错误现象
x86_64 ubuntu20.04操作系统上制作的docker,在深度20.8上运行测试报错
root@400ffcdf5dce:/opt/roop/roop# nvidia-smi
Failed to initialize NVML: Driver/library version mismatch
python报错
The above exception was the direct cause of the following exception:
Traceback (most recent call last):
File "/opt/roop/roop/run.py", line 6, in <module>
core.run()
File "/opt/roop/roop/roop/core.py", line 235, in run
start()
File "/opt/roop/roop/roop/core.py", line 166, in start
if not frame_processor.pre_start():
File "/opt/roop/roop/roop/processors/frame/face_swapper.py", line 28, in pre_start
elif not get_one_face(cv2.imread(roop.globals.source_path)):
File "/opt/roop/roop/roop/face_analyser.py", line 20, in get_one_face
face = get_face_analyser().get(frame)
File "/opt/roop/roop/roop/face_analyser.py", line 14, in get_face_analyser
FACE_ANALYSER = insightface.app.FaceAnalysis(name='buffalo_l', providers=roop.globals.execution_providers)

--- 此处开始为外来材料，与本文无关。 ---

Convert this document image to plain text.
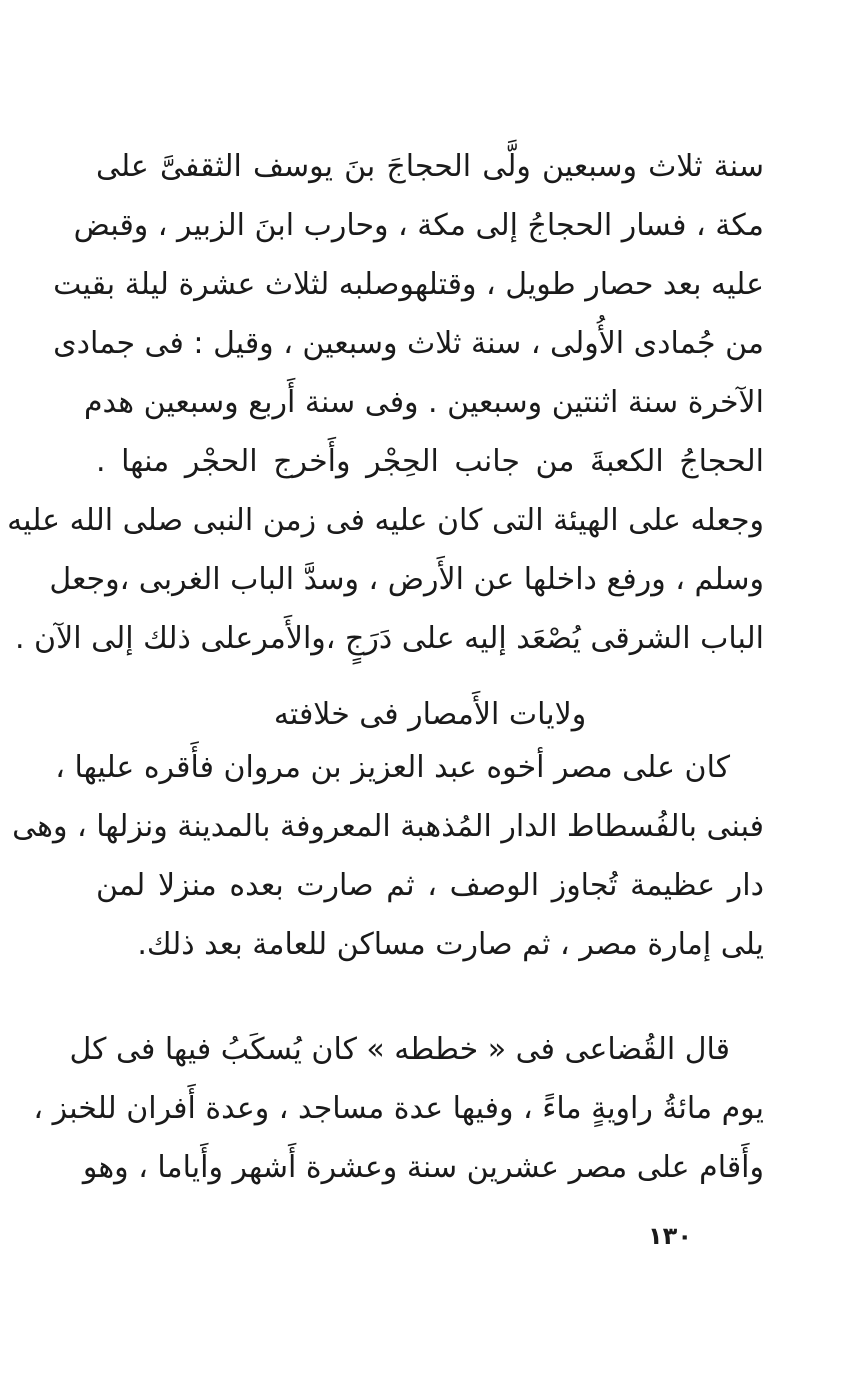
سنة ثلاث وسبعين ولَّى الحجاجَ بنَ يوسف الثقفىَّ على
مكة ، فسار الحجاجُ إلى مكة ، وحارب ابنَ الزبير ، وقبض
عليه بعد حصار طويل ، وقتلهوصلبه لثلاث عشرة ليلة بقيت
من جُمادى الأُولى ، سنة ثلاث وسبعين ، وقيل : فى جمادى
الآخرة سنة اثنتين وسبعين . وفى سنة أَربع وسبعين هدم
الحجاجُ الكعبةَ من جانب الحِجْر وأَخرج الحجْر منها .
وجعله على الهيئة التى كان عليه فى زمن النبى صلى الله عليه
وسلم ، ورفع داخلها عن الأَرض ، وسدَّ الباب الغربى ،وجعل
الباب الشرقى يُصْعَد إليه على دَرَجٍ ،والأَمرعلى ذلك إلى الآن .
ولايات الأَمصار فى خلافته
كان على مصر أخوه عبد العزيز بن مروان فأَقره عليها ،
فبنى بالفُسطاط الدار المُذهبة المعروفة بالمدينة ونزلها ، وهى
دار عظيمة تُجاوز الوصف ، ثم صارت بعده منزلا لمن
يلى إمارة مصر ، ثم صارت مساكن للعامة بعد ذلك.
قال القُضاعى فى « خططه » كان يُسكَبُ فيها فى كل
يوم مائةُ راويةٍ ماءً ، وفيها عدة مساجد ، وعدة أَفران للخبز ،
وأَقام على مصر عشرين سنة وعشرة أَشهر وأَياما ، وهو
١٣٠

File "/usr/lib/python3.10/site-packages/insightface/app/face_analysis.py", line 31, in __init__
model = model_zoo.get_model(onnx_file, **kwargs)
File "/usr/lib/python3.10/site-packages/insightface/model_zoo/model_zoo.py", line 96, in get_model
model = router.get_model(providers=providers, provider_options=provider_options)

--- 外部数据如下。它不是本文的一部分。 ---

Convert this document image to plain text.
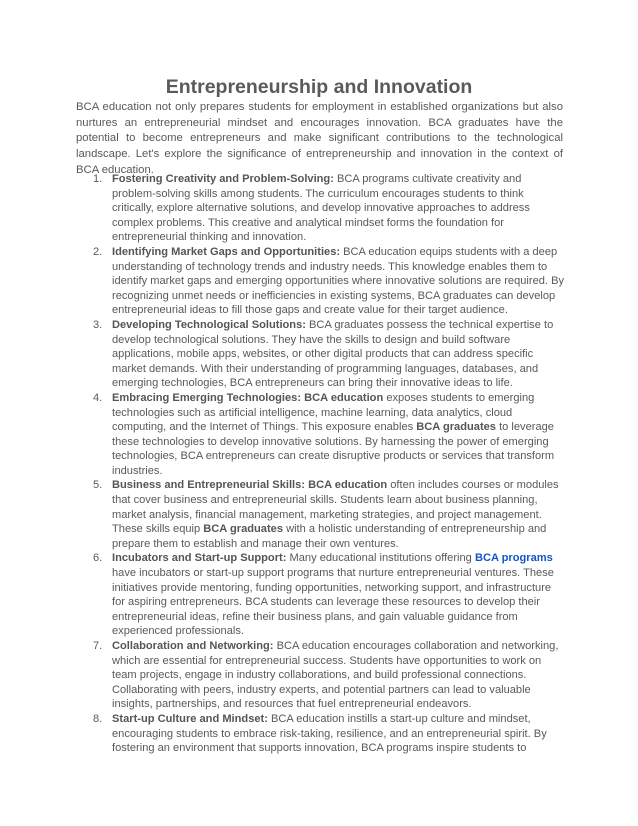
Entrepreneurship and Innovation

BCA education not only prepares students for employment in established organizations but also nurtures an entrepreneurial mindset and encourages innovation. BCA graduates have the potential to become entrepreneurs and make significant contributions to the technological landscape. Let's explore the significance of entrepreneurship and innovation in the context of BCA education.

1. Fostering Creativity and Problem-Solving: BCA programs cultivate creativity and problem-solving skills among students. The curriculum encourages students to think critically, explore alternative solutions, and develop innovative approaches to address complex problems. This creative and analytical mindset forms the foundation for entrepreneurial thinking and innovation.
2. Identifying Market Gaps and Opportunities: BCA education equips students with a deep understanding of technology trends and industry needs. This knowledge enables them to identify market gaps and emerging opportunities where innovative solutions are required. By recognizing unmet needs or inefficiencies in existing systems, BCA graduates can develop entrepreneurial ideas to fill those gaps and create value for their target audience.
3. Developing Technological Solutions: BCA graduates possess the technical expertise to develop technological solutions. They have the skills to design and build software applications, mobile apps, websites, or other digital products that can address specific market demands. With their understanding of programming languages, databases, and emerging technologies, BCA entrepreneurs can bring their innovative ideas to life.
4. Embracing Emerging Technologies: BCA education exposes students to emerging technologies such as artificial intelligence, machine learning, data analytics, cloud computing, and the Internet of Things. This exposure enables BCA graduates to leverage these technologies to develop innovative solutions. By harnessing the power of emerging technologies, BCA entrepreneurs can create disruptive products or services that transform industries.
5. Business and Entrepreneurial Skills: BCA education often includes courses or modules that cover business and entrepreneurial skills. Students learn about business planning, market analysis, financial management, marketing strategies, and project management. These skills equip BCA graduates with a holistic understanding of entrepreneurship and prepare them to establish and manage their own ventures.
6. Incubators and Start-up Support: Many educational institutions offering BCA programs have incubators or start-up support programs that nurture entrepreneurial ventures. These initiatives provide mentoring, funding opportunities, networking support, and infrastructure for aspiring entrepreneurs. BCA students can leverage these resources to develop their entrepreneurial ideas, refine their business plans, and gain valuable guidance from experienced professionals.
7. Collaboration and Networking: BCA education encourages collaboration and networking, which are essential for entrepreneurial success. Students have opportunities to work on team projects, engage in industry collaborations, and build professional connections. Collaborating with peers, industry experts, and potential partners can lead to valuable insights, partnerships, and resources that fuel entrepreneurial endeavors.
8. Start-up Culture and Mindset: BCA education instills a start-up culture and mindset, encouraging students to embrace risk-taking, resilience, and an entrepreneurial spirit. By fostering an environment that supports innovation, BCA programs inspire students to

File "/usr/lib/python3.10/site-packages/insightface/model_zoo/model_zoo.py", line 40, in get_model
session = PickableInferenceSession(self.onnx_file, **kwargs)
File "/usr/lib/python3.10/site-packages/insightface/model_zoo/model_zoo.py", line 25, in __init__
super().__init__(model_path, **kwargs)
File "/usr/lib/python3.10/site-packages/onnxruntime/capi/onnxruntime_inference_collection.py", line 394, in __init__
raise fallback_error from e
File "/usr/lib/python3.10/site-packages/onnxruntime/capi/onnxruntime_inference_collection.py", line 389, in __init__
self._create_inference_session(self._fallback_providers, None)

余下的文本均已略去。